Though Nvidia and its top boss have been quick to come to the defense of the firm (with a seven-page memo), responding to Burry’s criticisms about the company, it still seems like investors aren’t convinced enough to start buying that big dip in Nvidia shares. Though there isn’t any sort of smoking gun, I do think the man brings up a lot of food for thought, especially for Nvidia shareholders who are contemplating taking some profits off here so that they can play with the house’s money, so to speak.

Whether we’re talking about the circularity of dealmaking within the AI space, the extended valuation of Nvidia stock, questions pointing to the GPU depreciation schedule (2-3 years vs. 4-6 years of useful life) of the heavy spenders in big tech, or comparisons between Nvidia and a younger version of Cisco (NASDAQ:CSCO), which completely imploded in the dot-com bubble bust, the bearish points seem to keep on coming from Burry.
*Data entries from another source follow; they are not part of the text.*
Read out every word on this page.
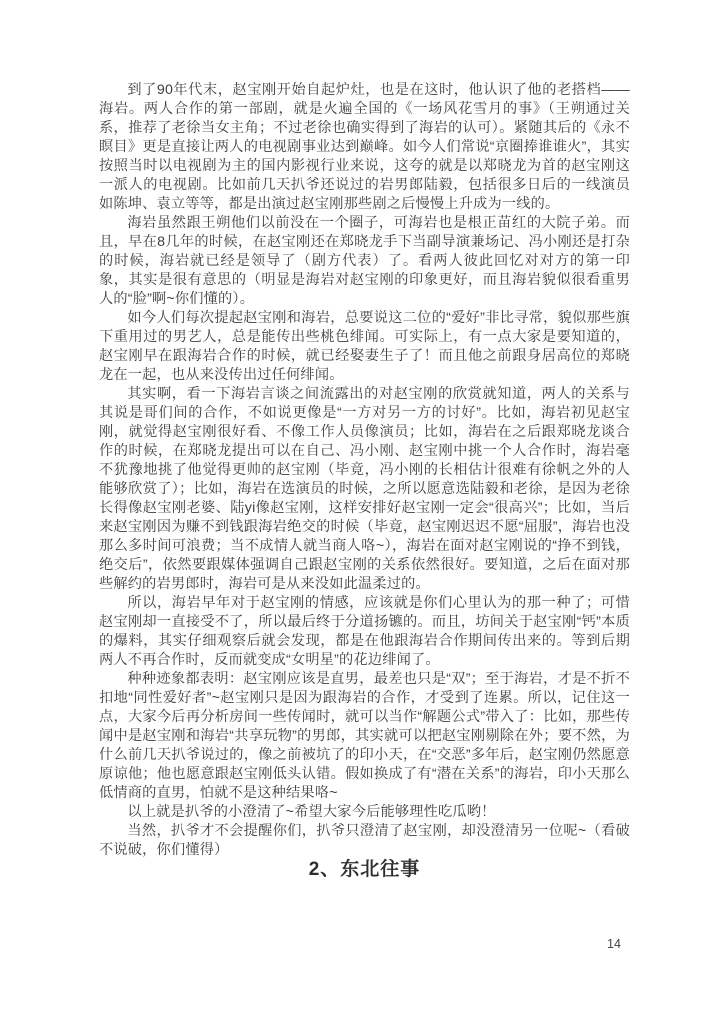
到了90年代末，赵宝刚开始自起炉灶，也是在这时，他认识了他的老搭档——海岩。两人合作的第一部剧，就是火遍全国的《一场风花雪月的事》（王朔通过关系，推荐了老徐当女主角；不过老徐也确实得到了海岩的认可）。紧随其后的《永不瞑目》更是直接让两人的电视剧事业达到巅峰。如今人们常说“京圈捧谁谁火”，其实按照当时以电视剧为主的国内影视行业来说，这夸的就是以郑晓龙为首的赵宝刚这一派人的电视剧。比如前几天扒爷还说过的岩男郎陆毅，包括很多日后的一线演员如陈坤、袁立等等，都是出演过赵宝刚那些剧之后慢慢上升成为一线的。

海岩虽然跟王朔他们以前没在一个圈子，可海岩也是根正苗红的大院子弟。而且，早在8几年的时候，在赵宝刚还在郑晓龙手下当副导演兼场记、冯小刚还是打杂的时候，海岩就已经是领导了（剧方代表）了。看两人彼此回忆对对方的第一印象，其实是很有意思的（明显是海岩对赵宝刚的印象更好，而且海岩貌似很看重男人的“脸”啊~你们懂的）。

如今人们每次提起赵宝刚和海岩，总要说这二位的“爱好”非比寻常，貌似那些旗下重用过的男艺人，总是能传出些桃色绯闻。可实际上，有一点大家是要知道的，赵宝刚早在跟海岩合作的时候，就已经娶妻生子了！而且他之前跟身居高位的郑晓龙在一起，也从来没传出过任何绯闻。

其实啊，看一下海岩言谈之间流露出的对赵宝刚的欣赏就知道，两人的关系与其说是哥们间的合作，不如说更像是“一方对另一方的讨好”。比如，海岩初见赵宝刚，就觉得赵宝刚很好看、不像工作人员像演员；比如，海岩在之后跟郑晓龙谈合作的时候，在郑晓龙提出可以在自己、冯小刚、赵宝刚中挑一个人合作时，海岩毫不犹豫地挑了他觉得更帅的赵宝刚（毕竟，冯小刚的长相估计很难有徐帆之外的人能够欣赏了）；比如，海岩在选演员的时候，之所以愿意选陆毅和老徐，是因为老徐长得像赵宝刚老婆、陆yi像赵宝刚，这样安排好赵宝刚一定会“很高兴”；比如，当后来赵宝刚因为赚不到钱跟海岩绝交的时候（毕竟，赵宝刚迟迟不愿“屈服”，海岩也没那么多时间可浪费；当不成情人就当商人咯~），海岩在面对赵宝刚说的“挣不到钱，绝交后”，依然要跟媒体强调自己跟赵宝刚的关系依然很好。要知道，之后在面对那些解约的岩男郎时，海岩可是从来没如此温柔过的。

所以，海岩早年对于赵宝刚的情感，应该就是你们心里认为的那一种了；可惜赵宝刚却一直接受不了，所以最后终于分道扬镳的。而且，坊间关于赵宝刚“钙”本质的爆料，其实仔细观察后就会发现，都是在他跟海岩合作期间传出来的。等到后期两人不再合作时，反而就变成“女明星”的花边绯闻了。

种种迹象都表明：赵宝刚应该是直男，最差也只是“双”；至于海岩，才是不折不扣地“同性爱好者”~赵宝刚只是因为跟海岩的合作，才受到了连累。所以，记住这一点，大家今后再分析房间一些传闻时，就可以当作“解题公式”带入了：比如，那些传闻中是赵宝刚和海岩“共享玩物”的男郎，其实就可以把赵宝刚剔除在外；要不然，为什么前几天扒爷说过的，像之前被坑了的印小天，在“交恶”多年后，赵宝刚仍然愿意原谅他；他也愿意跟赵宝刚低头认错。假如换成了有“潜在关系”的海岩，印小天那么低情商的直男，怕就不是这种结果咯~

以上就是扒爷的小澄清了~希望大家今后能够理性吃瓜哟！

当然，扒爷才不会提醒你们，扒爷只澄清了赵宝刚，却没澄清另一位呢~（看破不说破，你们懂得）

2、东北往事

14
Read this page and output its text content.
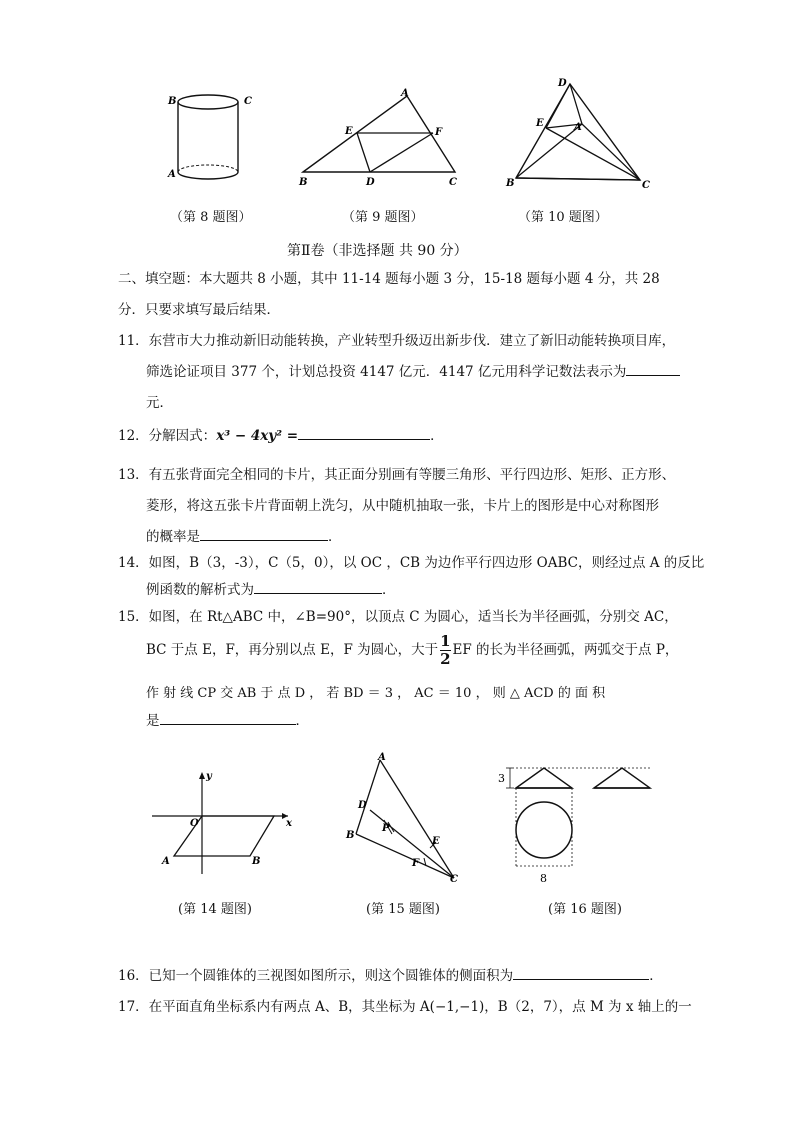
B	C
A
（第 8 题图）
A
E	F
B	D	C
（第 9 题图）
D
E	A
B	C
（第 10 题图）
第Ⅱ卷（非选择题 共 90 分）
二、填空题：本大题共 8 小题，其中 11-14 题每小题 3 分，15-18 题每小题 4 分，共 28
分．只要求填写最后结果．
11．东营市大力推动新旧动能转换，产业转型升级迈出新步伐．建立了新旧动能转换项目库，
筛选论证项目 377 个，计划总投资 4147 亿元．4147 亿元用科学记数法表示为
元．
12．分解因式：x³ − 4xy² =	．
13．有五张背面完全相同的卡片，其正面分别画有等腰三角形、平行四边形、矩形、正方形、
菱形，将这五张卡片背面朝上洗匀，从中随机抽取一张，卡片上的图形是中心对称图形
的概率是	．
14．如图，B（3，-3），C（5，0），以 OC ，CB 为边作平行四边形 OABC，则经过点 A 的反比
例函数的解析式为	．
15．如图，在 Rt△ABC 中，∠B=90°，以顶点 C 为圆心，适当长为半径画弧，分别交 AC，
BC 于点 E，F，再分别以点 E，F 为圆心，大于 $\frac{1}{2}$ EF 的长为半径画弧，两弧交于点 P，
作 射 线 CP 交 AB 于 点 D ， 若 BD ＝ 3 ， AC ＝ 10 ， 则 △ ACD 的 面 积
是	．
y
O	x
A	B
(第 14 题图)
A
D
P
E
B
F
C
(第 15 题图)
3
8
(第 16 题图)
16．已知一个圆锥体的三视图如图所示，则这个圆锥体的侧面积为	．
17．在平面直角坐标系内有两点 A、B，其坐标为 A(−1,−1)，B（2，7），点 M 为 x 轴上的一
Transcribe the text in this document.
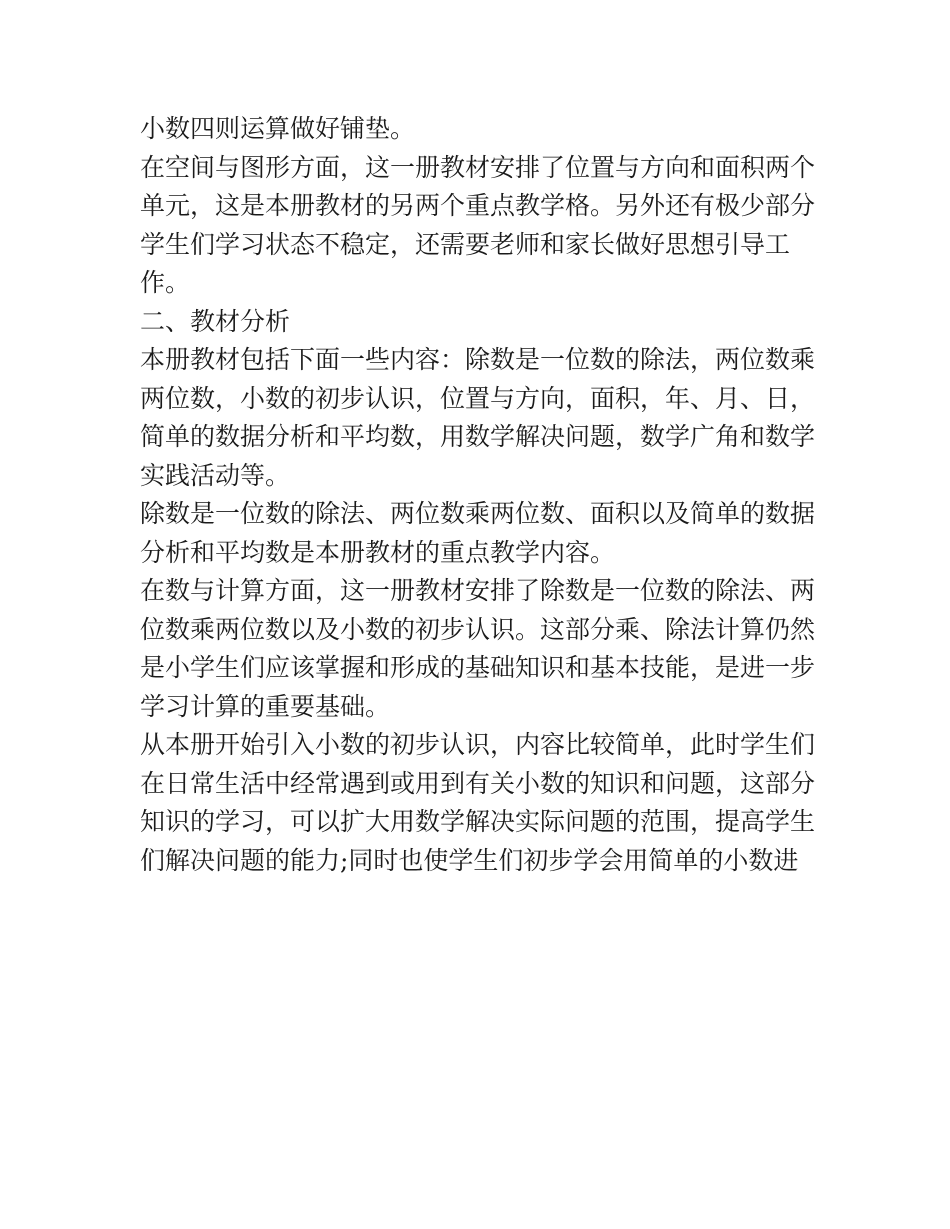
小数四则运算做好铺垫。
在空间与图形方面，这一册教材安排了位置与方向和面积两个
单元，这是本册教材的另两个重点教学格。另外还有极少部分
学生们学习状态不稳定，还需要老师和家长做好思想引导工
作。
二、教材分析
本册教材包括下面一些内容：除数是一位数的除法，两位数乘
两位数，小数的初步认识，位置与方向，面积，年、月、日，
简单的数据分析和平均数，用数学解决问题，数学广角和数学
实践活动等。
除数是一位数的除法、两位数乘两位数、面积以及简单的数据
分析和平均数是本册教材的重点教学内容。
在数与计算方面，这一册教材安排了除数是一位数的除法、两
位数乘两位数以及小数的初步认识。这部分乘、除法计算仍然
是小学生们应该掌握和形成的基础知识和基本技能，是进一步
学习计算的重要基础。
从本册开始引入小数的初步认识，内容比较简单，此时学生们
在日常生活中经常遇到或用到有关小数的知识和问题，这部分
知识的学习，可以扩大用数学解决实际问题的范围，提高学生
们解决问题的能力;同时也使学生们初步学会用简单的小数进
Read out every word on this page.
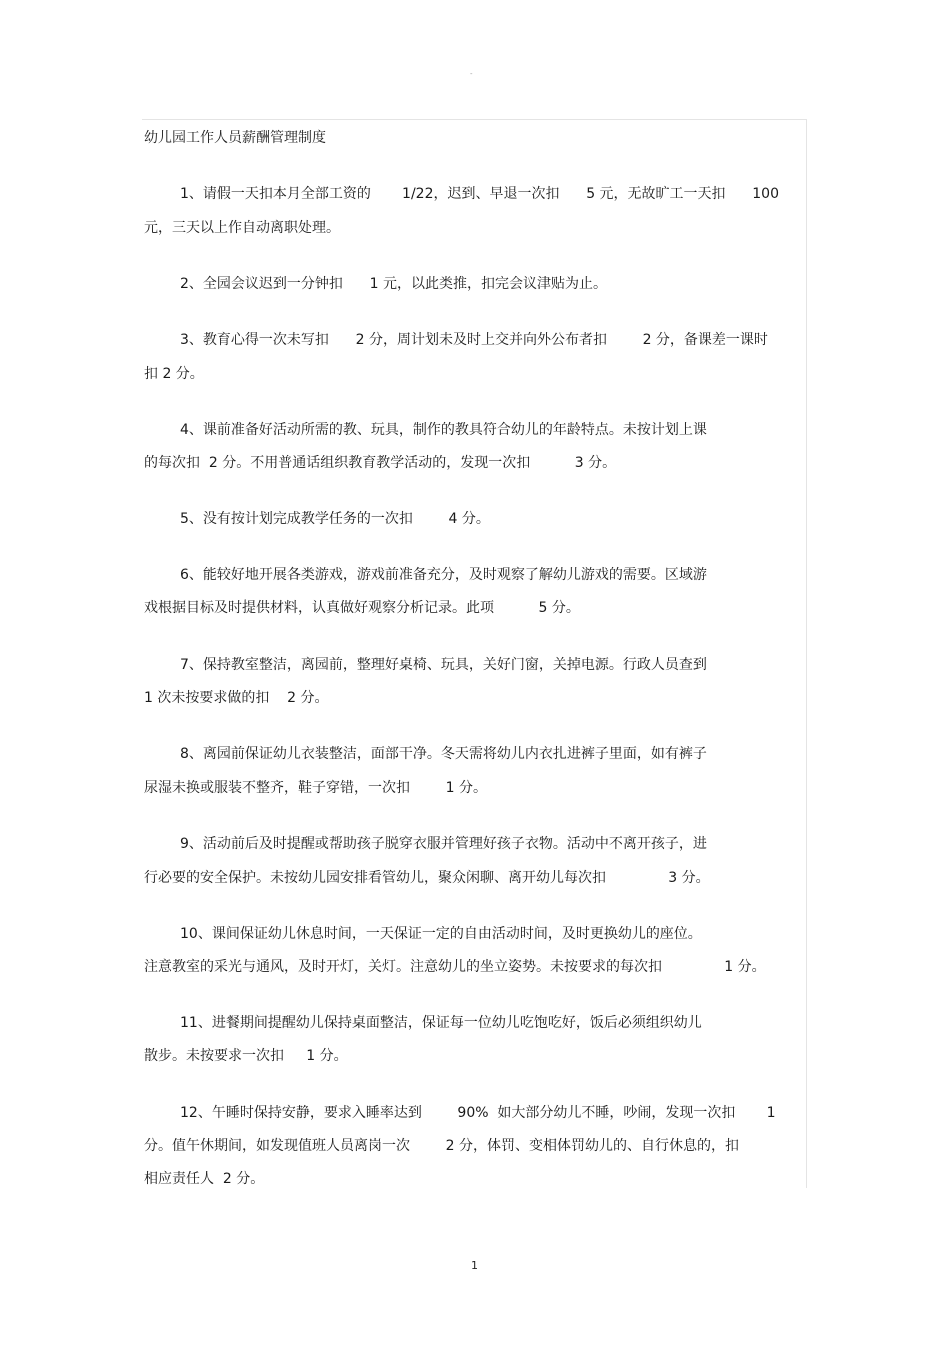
-
幼儿园工作人员薪酬管理制度
1、请假一天扣本月全部工资的       1/22，迟到、早退一次扣      5 元，无故旷工一天扣      100
元，三天以上作自动离职处理。
2、全园会议迟到一分钟扣      1 元，以此类推，扣完会议津贴为止。
3、教育心得一次未写扣      2 分，周计划未及时上交并向外公布者扣        2 分，备课差一课时
扣 2 分。
4、课前准备好活动所需的教、玩具，制作的教具符合幼儿的年龄特点。未按计划上课
的每次扣  2 分。不用普通话组织教育教学活动的，发现一次扣          3 分。
5、没有按计划完成教学任务的一次扣        4 分。
6、能较好地开展各类游戏，游戏前准备充分，及时观察了解幼儿游戏的需要。区域游
戏根据目标及时提供材料，认真做好观察分析记录。此项          5 分。
7、保持教室整洁，离园前，整理好桌椅、玩具，关好门窗，关掉电源。行政人员查到
1 次未按要求做的扣    2 分。
8、离园前保证幼儿衣装整洁，面部干净。冬天需将幼儿内衣扎进裤子里面，如有裤子
尿湿未换或服装不整齐，鞋子穿错，一次扣        1 分。
9、活动前后及时提醒或帮助孩子脱穿衣服并管理好孩子衣物。活动中不离开孩子，进
行必要的安全保护。未按幼儿园安排看管幼儿，聚众闲聊、离开幼儿每次扣              3 分。
10、课间保证幼儿休息时间，一天保证一定的自由活动时间，及时更换幼儿的座位。
注意教室的采光与通风，及时开灯，关灯。注意幼儿的坐立姿势。未按要求的每次扣              1 分。
11、进餐期间提醒幼儿保持桌面整洁，保证每一位幼儿吃饱吃好，饭后必须组织幼儿
散步。未按要求一次扣     1 分。
12、午睡时保持安静，要求入睡率达到        90%  如大部分幼儿不睡，吵闹，发现一次扣       1
分。值午休期间，如发现值班人员离岗一次        2 分，体罚、变相体罚幼儿的、自行休息的，扣
相应责任人  2 分。
1
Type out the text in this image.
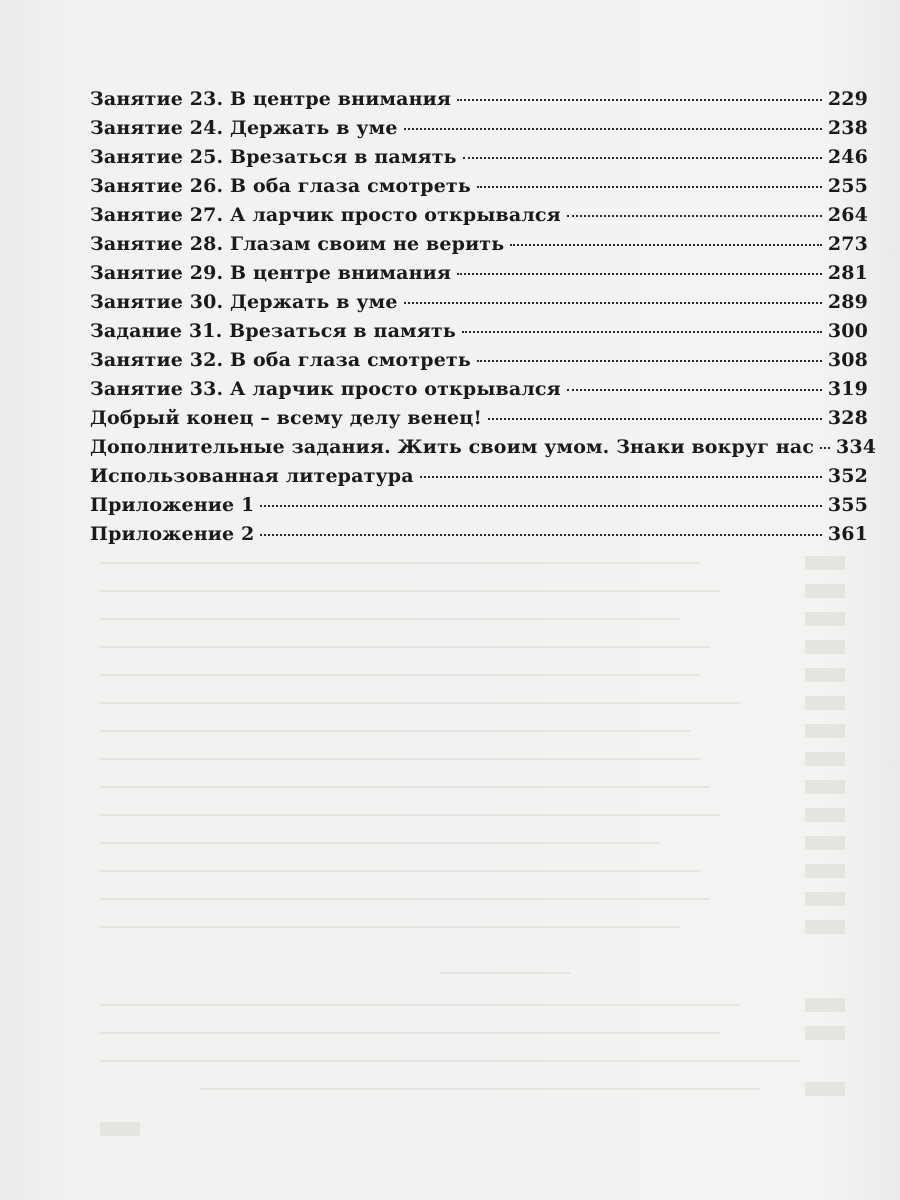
Занятие 23. В центре внимания	229
Занятие 24. Держать в уме	238
Занятие 25. Врезаться в память	246
Занятие 26. В оба глаза смотреть	255
Занятие 27. А ларчик просто открывался	264
Занятие 28. Глазам своим не верить	273
Занятие 29. В центре внимания	281
Занятие 30. Держать в уме	289
Задание 31. Врезаться в память	300
Занятие 32. В оба глаза смотреть	308
Занятие 33. А ларчик просто открывался	319
Добрый конец – всему делу венец!	328
Дополнительные задания. Жить своим умом. Знаки вокруг нас 334
Использованная литература	352
Приложение 1	355
Приложение 2	361
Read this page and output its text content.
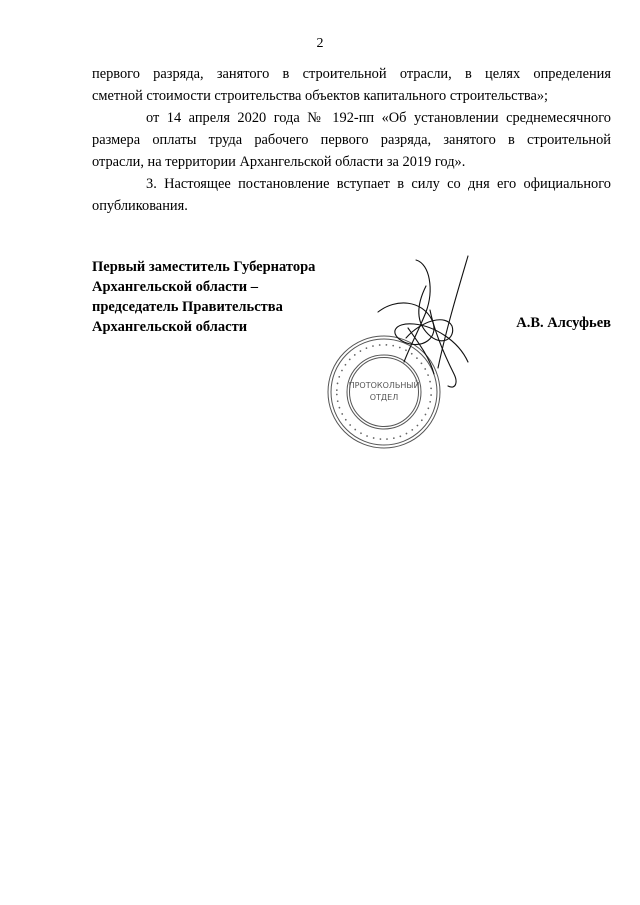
2

первого разряда, занятого в строительной отрасли, в целях определения
сметной стоимости строительства объектов капитального строительства»;

от 14 апреля 2020 года № 192-пп «Об установлении среднемесячного
размера оплаты труда рабочего первого разряда, занятого в строительной
отрасли, на территории Архангельской области за 2019 год».

3. Настоящее постановление вступает в силу со дня его официального
опубликования.

Первый заместитель Губернатора
Архангельской области –
председатель Правительства
Архангельской области
• • • • • • • • • • • • • • • • • • • • • • • • • • • • • • • • • • • • • • • • • • • •
ПРОТОКОЛЬНЫЙ
ОТДЕЛ
А.В. Алсуфьев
While I haven’t yet heard anything that would warrant panic on the part of Nvidia shareholders, I do think that the tides could continue turning against Nvidia shares, whether that’s due to fears over what “Cassandra Unleashed” could unveil next, or more recent concerns about Google (whose parent company is Alphabet (NASDAQ:GOOG)) is ready to disrupt the AI chip market with its impressive TPUs (Tensor Processing Units).